Rihanna’nın cool, sert rock kızı havası çok iyiydi. Neden birden sempatik bir şirineye dönüştü anlayamadım.
Bu arada: Birçok ülkede yasaklanan “S&M” klibinin nesi yasaklanmış, onu da anlamadım. Sempatik bir S&M klibi işte. Kaale alınacak bir yanı olabilir mi?

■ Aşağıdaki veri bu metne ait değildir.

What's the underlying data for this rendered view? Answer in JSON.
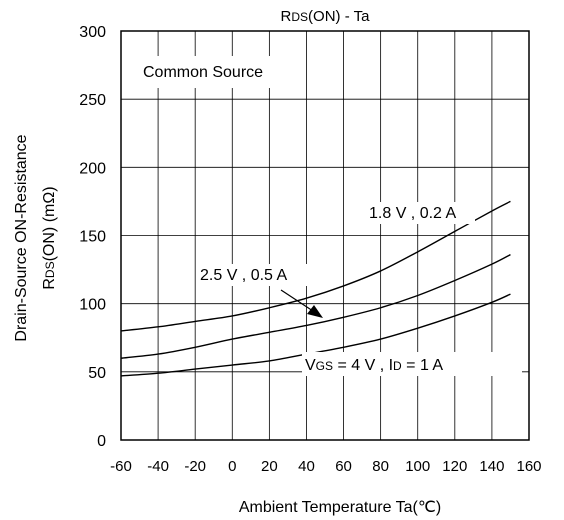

Lady Gaga’nın en yeni (eğlenceli) hiti “Born This Way” aynı anda birçok şarkıyı birden anımsatıyor.
Birçoklarının dediği gibi, nakaratta Madonna hiti “Express Yourself”i belki de daha fazla...
Bence tüm bu anımsatmaları bilerek yapmışlar. Çünkü şarkıyı duyduğunuz anda önce “Biliyorum galiba bu şarkıyı” diyorsunuz. Sonra bu duygu ve bilgiyi unutup şarkıyı dilinize doluyorsunuz.
Artık “yeni ve iyi şarkı” dönemi bitti. En son 70’ler, bilemedin 80’lerde yaşandı o dönem. şimdi her şey birbirinin anımsatması, tekrarı, yamalısı, karmaşası...

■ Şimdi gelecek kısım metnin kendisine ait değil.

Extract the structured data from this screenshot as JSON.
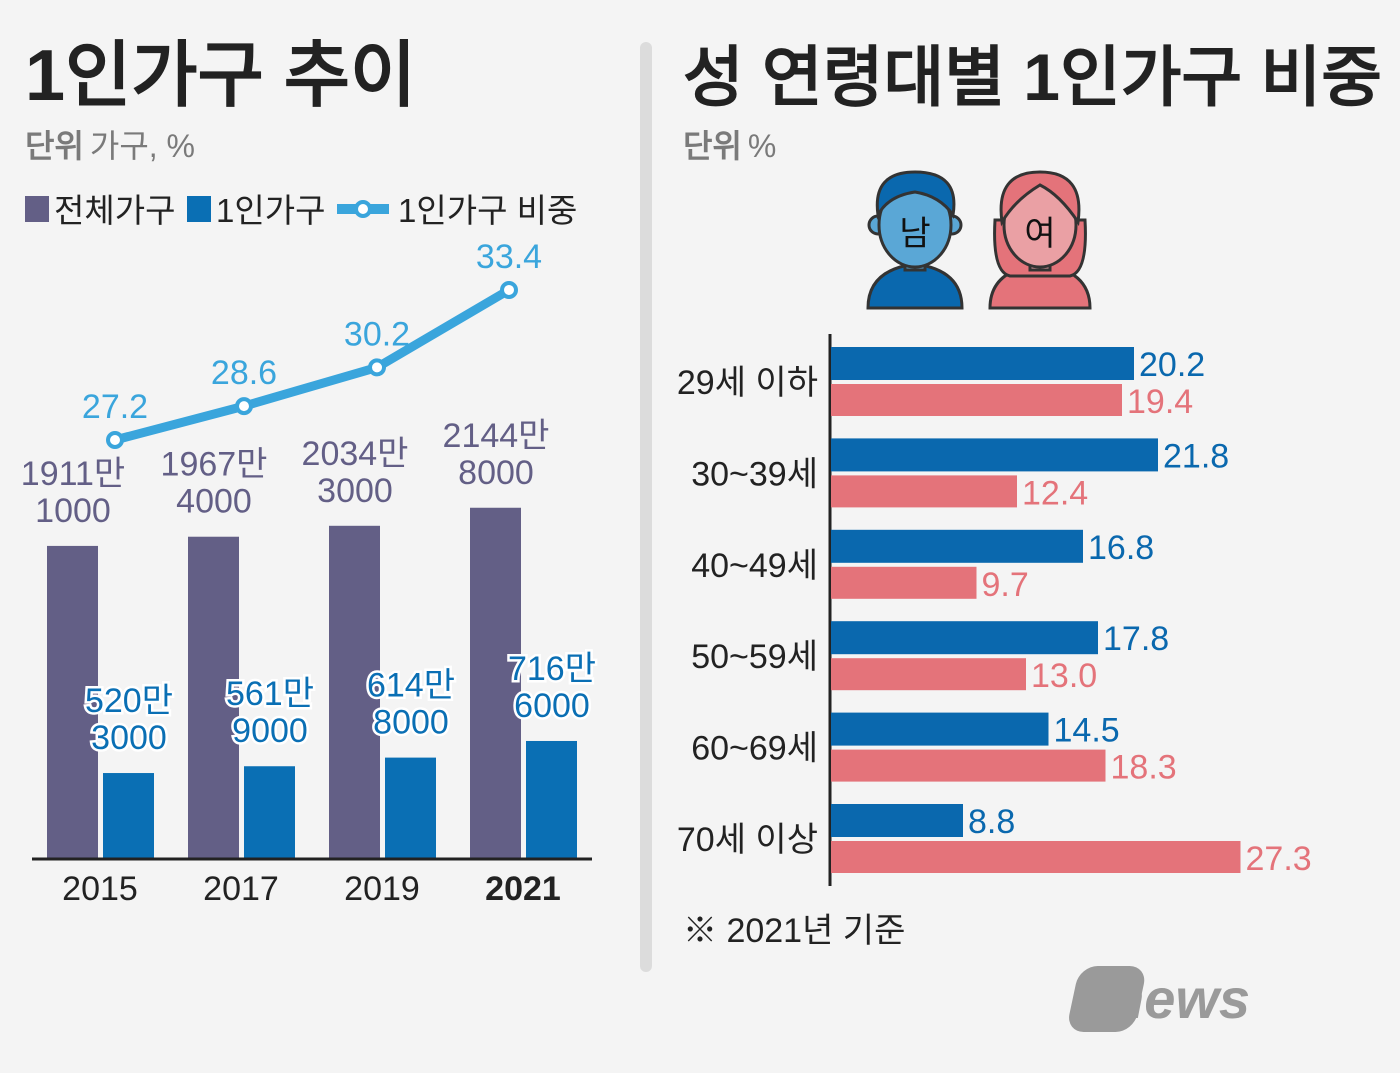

Üniversiteli okurun ‘riskli gece hayatı’ anısı

Kadınlar için gece hayatı bazen çok daha risk içerebiliyor demiştim. MiniMüzikhol’deki olaydan yola çıkarak.
Üniversiteli bir okurdan mail geldi. Yaşadığı iki olayı anlatmış. ıkincisi gerçekten korkunç. Okuyunca ne demek istediğimi anlayacaksınız.
İsteği üzerine ismini ve üniversitesini gizliyorum...

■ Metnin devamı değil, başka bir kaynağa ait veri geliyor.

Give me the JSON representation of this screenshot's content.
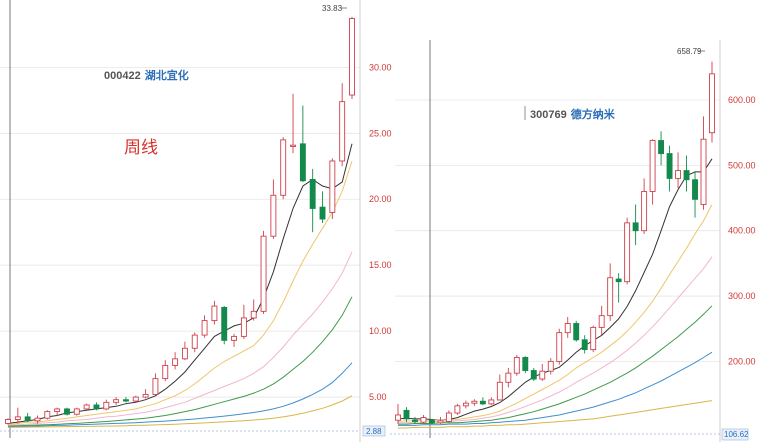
{
  "annotation": {
    "period_label": "周线"
  },
  "colors": {
    "up": "#d0404b",
    "down": "#138a4c",
    "grid": "#e6e6e6",
    "axis_text": "#d03838",
    "ma": [
      "#333333",
      "#f0c56a",
      "#f2b6cf",
      "#3f9a4a",
      "#3f8fd0",
      "#d9b64a"
    ]
  },
  "chart_data": [
    {
      "type": "candlestick",
      "stock_code": "000422",
      "stock_name": "湖北宜化",
      "period": "周线",
      "yticks": [
        5,
        10,
        15,
        20,
        25,
        30
      ],
      "ytick_labels": [
        "5.00",
        "10.00",
        "15.00",
        "20.00",
        "25.00",
        "30.00"
      ],
      "ylim": [
        2.2,
        34.5
      ],
      "peak_label": "33.83",
      "base_label": "2.88",
      "grid": true,
      "candles": [
        {
          "o": 3.0,
          "h": 3.4,
          "l": 2.9,
          "c": 3.3
        },
        {
          "o": 3.3,
          "h": 4.2,
          "l": 3.0,
          "c": 3.5
        },
        {
          "o": 3.5,
          "h": 3.8,
          "l": 3.1,
          "c": 3.2
        },
        {
          "o": 3.2,
          "h": 3.6,
          "l": 3.0,
          "c": 3.4
        },
        {
          "o": 3.4,
          "h": 4.0,
          "l": 3.3,
          "c": 3.9
        },
        {
          "o": 3.9,
          "h": 4.2,
          "l": 3.6,
          "c": 4.1
        },
        {
          "o": 4.1,
          "h": 4.2,
          "l": 3.6,
          "c": 3.7
        },
        {
          "o": 3.7,
          "h": 4.2,
          "l": 3.6,
          "c": 4.1
        },
        {
          "o": 4.1,
          "h": 4.5,
          "l": 4.0,
          "c": 4.4
        },
        {
          "o": 4.4,
          "h": 4.6,
          "l": 4.0,
          "c": 4.1
        },
        {
          "o": 4.1,
          "h": 4.8,
          "l": 4.0,
          "c": 4.6
        },
        {
          "o": 4.6,
          "h": 5.0,
          "l": 4.4,
          "c": 4.8
        },
        {
          "o": 4.8,
          "h": 5.0,
          "l": 4.6,
          "c": 4.7
        },
        {
          "o": 4.7,
          "h": 5.1,
          "l": 4.6,
          "c": 5.0
        },
        {
          "o": 5.0,
          "h": 5.6,
          "l": 4.9,
          "c": 5.2
        },
        {
          "o": 5.2,
          "h": 6.8,
          "l": 5.2,
          "c": 6.4
        },
        {
          "o": 6.4,
          "h": 7.8,
          "l": 6.2,
          "c": 7.4
        },
        {
          "o": 7.4,
          "h": 8.4,
          "l": 7.1,
          "c": 7.9
        },
        {
          "o": 7.9,
          "h": 9.2,
          "l": 7.8,
          "c": 8.7
        },
        {
          "o": 8.7,
          "h": 9.9,
          "l": 8.4,
          "c": 9.7
        },
        {
          "o": 9.7,
          "h": 11.2,
          "l": 9.5,
          "c": 10.8
        },
        {
          "o": 10.8,
          "h": 12.3,
          "l": 10.5,
          "c": 11.9
        },
        {
          "o": 11.8,
          "h": 11.9,
          "l": 9.0,
          "c": 9.3
        },
        {
          "o": 9.3,
          "h": 9.8,
          "l": 8.8,
          "c": 9.6
        },
        {
          "o": 9.6,
          "h": 12.0,
          "l": 9.4,
          "c": 11.0
        },
        {
          "o": 11.0,
          "h": 12.4,
          "l": 10.8,
          "c": 11.5
        },
        {
          "o": 11.5,
          "h": 17.6,
          "l": 11.3,
          "c": 17.2
        },
        {
          "o": 17.2,
          "h": 21.5,
          "l": 17.0,
          "c": 20.3
        },
        {
          "o": 20.3,
          "h": 24.7,
          "l": 20.0,
          "c": 24.5
        },
        {
          "o": 24.0,
          "h": 28.0,
          "l": 23.5,
          "c": 24.1
        },
        {
          "o": 24.2,
          "h": 27.1,
          "l": 21.3,
          "c": 21.4
        },
        {
          "o": 21.5,
          "h": 22.3,
          "l": 17.5,
          "c": 19.3
        },
        {
          "o": 19.4,
          "h": 20.6,
          "l": 18.2,
          "c": 18.5
        },
        {
          "o": 19.0,
          "h": 23.1,
          "l": 18.5,
          "c": 22.9
        },
        {
          "o": 22.9,
          "h": 28.8,
          "l": 22.5,
          "c": 27.4
        },
        {
          "o": 27.9,
          "h": 33.83,
          "l": 27.6,
          "c": 33.7
        }
      ],
      "moving_averages": [
        {
          "color": "#333333",
          "values": [
            3.0,
            3.1,
            3.2,
            3.3,
            3.5,
            3.6,
            3.8,
            3.9,
            4.0,
            4.1,
            4.2,
            4.3,
            4.5,
            4.6,
            4.8,
            5.1,
            5.6,
            6.2,
            6.9,
            7.8,
            8.7,
            9.6,
            10.0,
            10.4,
            10.6,
            11.0,
            12.5,
            14.5,
            17.0,
            19.3,
            21.0,
            21.5,
            21.0,
            20.8,
            21.3,
            24.2
          ]
        },
        {
          "color": "#f0c56a",
          "values": [
            2.9,
            3.0,
            3.1,
            3.1,
            3.2,
            3.3,
            3.4,
            3.5,
            3.6,
            3.7,
            3.8,
            3.9,
            4.0,
            4.1,
            4.3,
            4.5,
            4.8,
            5.1,
            5.5,
            6.0,
            6.6,
            7.2,
            7.7,
            8.1,
            8.5,
            8.9,
            9.7,
            10.8,
            12.2,
            13.8,
            15.3,
            16.6,
            17.8,
            19.0,
            20.6,
            22.9
          ]
        },
        {
          "color": "#f2b6cf",
          "values": [
            2.85,
            2.9,
            2.95,
            3.0,
            3.05,
            3.1,
            3.2,
            3.25,
            3.3,
            3.4,
            3.5,
            3.55,
            3.65,
            3.75,
            3.85,
            4.0,
            4.2,
            4.4,
            4.6,
            4.9,
            5.2,
            5.5,
            5.8,
            6.1,
            6.4,
            6.8,
            7.3,
            8.0,
            8.8,
            9.7,
            10.5,
            11.3,
            12.2,
            13.2,
            14.4,
            16.0
          ]
        },
        {
          "color": "#3f9a4a",
          "values": [
            2.8,
            2.82,
            2.85,
            2.88,
            2.9,
            2.93,
            2.97,
            3.0,
            3.05,
            3.1,
            3.15,
            3.2,
            3.27,
            3.33,
            3.4,
            3.5,
            3.6,
            3.75,
            3.9,
            4.05,
            4.25,
            4.45,
            4.65,
            4.85,
            5.05,
            5.3,
            5.6,
            6.0,
            6.5,
            7.1,
            7.7,
            8.4,
            9.2,
            10.1,
            11.2,
            12.6
          ]
        },
        {
          "color": "#3f8fd0",
          "values": [
            2.75,
            2.77,
            2.79,
            2.81,
            2.83,
            2.85,
            2.87,
            2.9,
            2.92,
            2.95,
            2.98,
            3.0,
            3.03,
            3.06,
            3.1,
            3.14,
            3.18,
            3.23,
            3.28,
            3.34,
            3.41,
            3.48,
            3.56,
            3.64,
            3.73,
            3.83,
            3.95,
            4.1,
            4.3,
            4.55,
            4.85,
            5.2,
            5.6,
            6.1,
            6.8,
            7.6
          ]
        },
        {
          "color": "#d9b64a",
          "values": [
            2.7,
            2.71,
            2.72,
            2.73,
            2.74,
            2.75,
            2.76,
            2.77,
            2.78,
            2.79,
            2.8,
            2.81,
            2.83,
            2.85,
            2.87,
            2.89,
            2.91,
            2.94,
            2.97,
            3.0,
            3.04,
            3.08,
            3.12,
            3.16,
            3.21,
            3.26,
            3.32,
            3.4,
            3.5,
            3.62,
            3.77,
            3.95,
            4.15,
            4.4,
            4.7,
            5.1
          ]
        }
      ]
    },
    {
      "type": "candlestick",
      "stock_code": "300769",
      "stock_name": "德方纳米",
      "yticks": [
        200,
        300,
        400,
        500,
        600
      ],
      "ytick_labels": [
        "200.00",
        "300.00",
        "400.00",
        "500.00",
        "600.00"
      ],
      "ylim": [
        95,
        675
      ],
      "peak_label": "658.79",
      "base_label": "106.62",
      "grid": true,
      "candles": [
        {
          "o": 110,
          "h": 135,
          "l": 104,
          "c": 118
        },
        {
          "o": 125,
          "h": 130,
          "l": 107,
          "c": 112
        },
        {
          "o": 110,
          "h": 115,
          "l": 104,
          "c": 108
        },
        {
          "o": 107,
          "h": 118,
          "l": 105,
          "c": 114
        },
        {
          "o": 110,
          "h": 112,
          "l": 104,
          "c": 106
        },
        {
          "o": 106,
          "h": 115,
          "l": 104,
          "c": 109
        },
        {
          "o": 108,
          "h": 125,
          "l": 106,
          "c": 121
        },
        {
          "o": 121,
          "h": 135,
          "l": 118,
          "c": 132
        },
        {
          "o": 132,
          "h": 140,
          "l": 128,
          "c": 136
        },
        {
          "o": 136,
          "h": 142,
          "l": 132,
          "c": 139
        },
        {
          "o": 139,
          "h": 145,
          "l": 133,
          "c": 135
        },
        {
          "o": 135,
          "h": 145,
          "l": 133,
          "c": 141
        },
        {
          "o": 141,
          "h": 180,
          "l": 140,
          "c": 168
        },
        {
          "o": 168,
          "h": 190,
          "l": 160,
          "c": 182
        },
        {
          "o": 182,
          "h": 210,
          "l": 178,
          "c": 206
        },
        {
          "o": 206,
          "h": 208,
          "l": 182,
          "c": 186
        },
        {
          "o": 186,
          "h": 190,
          "l": 170,
          "c": 173
        },
        {
          "o": 173,
          "h": 196,
          "l": 170,
          "c": 185
        },
        {
          "o": 185,
          "h": 205,
          "l": 180,
          "c": 200
        },
        {
          "o": 200,
          "h": 250,
          "l": 195,
          "c": 244
        },
        {
          "o": 244,
          "h": 268,
          "l": 236,
          "c": 258
        },
        {
          "o": 258,
          "h": 262,
          "l": 230,
          "c": 233
        },
        {
          "o": 233,
          "h": 240,
          "l": 212,
          "c": 218
        },
        {
          "o": 218,
          "h": 255,
          "l": 214,
          "c": 252
        },
        {
          "o": 252,
          "h": 285,
          "l": 240,
          "c": 270
        },
        {
          "o": 270,
          "h": 350,
          "l": 262,
          "c": 328
        },
        {
          "o": 326,
          "h": 335,
          "l": 290,
          "c": 322
        },
        {
          "o": 322,
          "h": 420,
          "l": 318,
          "c": 412
        },
        {
          "o": 412,
          "h": 440,
          "l": 378,
          "c": 400
        },
        {
          "o": 400,
          "h": 480,
          "l": 395,
          "c": 460
        },
        {
          "o": 460,
          "h": 540,
          "l": 440,
          "c": 538
        },
        {
          "o": 538,
          "h": 552,
          "l": 500,
          "c": 518
        },
        {
          "o": 518,
          "h": 530,
          "l": 460,
          "c": 480
        },
        {
          "o": 480,
          "h": 520,
          "l": 465,
          "c": 492
        },
        {
          "o": 492,
          "h": 515,
          "l": 460,
          "c": 478
        },
        {
          "o": 478,
          "h": 490,
          "l": 420,
          "c": 448
        },
        {
          "o": 440,
          "h": 575,
          "l": 432,
          "c": 540
        },
        {
          "o": 550,
          "h": 658.79,
          "l": 535,
          "c": 640
        }
      ],
      "moving_averages": [
        {
          "color": "#333333",
          "values": [
            112,
            113,
            112,
            112,
            111,
            110,
            111,
            114,
            119,
            124,
            127,
            131,
            137,
            146,
            157,
            168,
            176,
            182,
            186,
            191,
            202,
            214,
            224,
            232,
            240,
            252,
            265,
            284,
            308,
            336,
            364,
            400,
            437,
            463,
            484,
            490,
            490,
            510
          ]
        },
        {
          "color": "#f0c56a",
          "values": [
            108,
            109,
            109,
            110,
            110,
            110,
            110,
            111,
            113,
            115,
            117,
            120,
            124,
            130,
            136,
            143,
            150,
            157,
            164,
            171,
            180,
            190,
            198,
            206,
            214,
            224,
            234,
            246,
            260,
            275,
            292,
            312,
            333,
            353,
            373,
            395,
            415,
            440
          ]
        },
        {
          "color": "#f2b6cf",
          "values": [
            106,
            106,
            107,
            107,
            108,
            108,
            108,
            109,
            110,
            111,
            113,
            115,
            118,
            122,
            126,
            131,
            136,
            141,
            147,
            153,
            160,
            168,
            175,
            182,
            190,
            198,
            207,
            217,
            228,
            240,
            253,
            267,
            282,
            297,
            312,
            327,
            342,
            360
          ]
        },
        {
          "color": "#3f9a4a",
          "values": [
            104,
            104,
            105,
            105,
            105,
            106,
            106,
            106,
            107,
            108,
            109,
            110,
            112,
            114,
            117,
            120,
            123,
            127,
            131,
            135,
            140,
            145,
            150,
            156,
            162,
            168,
            175,
            182,
            190,
            199,
            208,
            218,
            228,
            238,
            249,
            260,
            272,
            285
          ]
        },
        {
          "color": "#3f8fd0",
          "values": [
            102,
            102,
            102,
            103,
            103,
            103,
            104,
            104,
            104,
            105,
            105,
            106,
            107,
            108,
            109,
            110,
            112,
            114,
            116,
            118,
            121,
            124,
            127,
            130,
            134,
            138,
            142,
            147,
            152,
            158,
            164,
            170,
            177,
            184,
            191,
            198,
            206,
            214
          ]
        },
        {
          "color": "#d9b64a",
          "values": [
            98,
            98,
            99,
            99,
            99,
            99,
            100,
            100,
            100,
            101,
            101,
            102,
            102,
            103,
            103,
            104,
            105,
            106,
            107,
            108,
            109,
            110,
            111,
            112,
            114,
            116,
            118,
            120,
            122,
            124,
            126,
            128,
            130,
            132,
            134,
            136,
            138,
            140
          ]
        }
      ]
    }
  ]
}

SİLAH ZORUYLA ÇIKARTTILAR!

“20 yaşındayım ve üniversitede okuyorum. Haftada yaklaşık üç-dört kez dışarı çıkıyorum. Aynen yazdığınız gibi, birkaç ay önce aynı mekanda potansiyel rakip olarak görüldüğüm aşırı alkollü bir kızın saldırısına uğramıştım.
Sebebi de şuydu: Onun o gece beğendiği çocuk gelip benimle tanışmış ve devamında arkadaşlarına katılmamı istemişti!
Kız o gece tam tabiriyle ‘saçımı başımı’ yoldu diyebilirim.
Bir olayım daha var. Bu yaz o büyük yazlık mekanlardan birine gitmiştik. Arkadaşlarımdan biri 30 yaşlarındaki bir adamdan hoşlandı orada.
Adamın masamıza açtırdığı şampanyalardan ilgisinin karşılıksız olmadığını kısa sürede anladık.
Gecenin ilerleyen saatlerinde adamın mekana silahlı girmiş olduğunu keşfettik. Etrafında adamları vardı.
Çok geçmeden arkadaşımı silah zoruyla dışarı çıkarttılar!
Biz de onu yalnız bırakmayacağımız için peşinden çıktık.
Saatler süren alıkoymanın ardından Ortaköy’de devriye gezen bir polis arabasının önüne atlayarak onlara durumu anlattık. Ben ve diğer arkadaşım hemen bir taksiye binerek ortamdan kaçtık...
Sizinle bunları paylaşmak istedim. Çünkü kadınlar için her gecenin aslında bir risk olduğu konusunda sizinle hemfikirim.”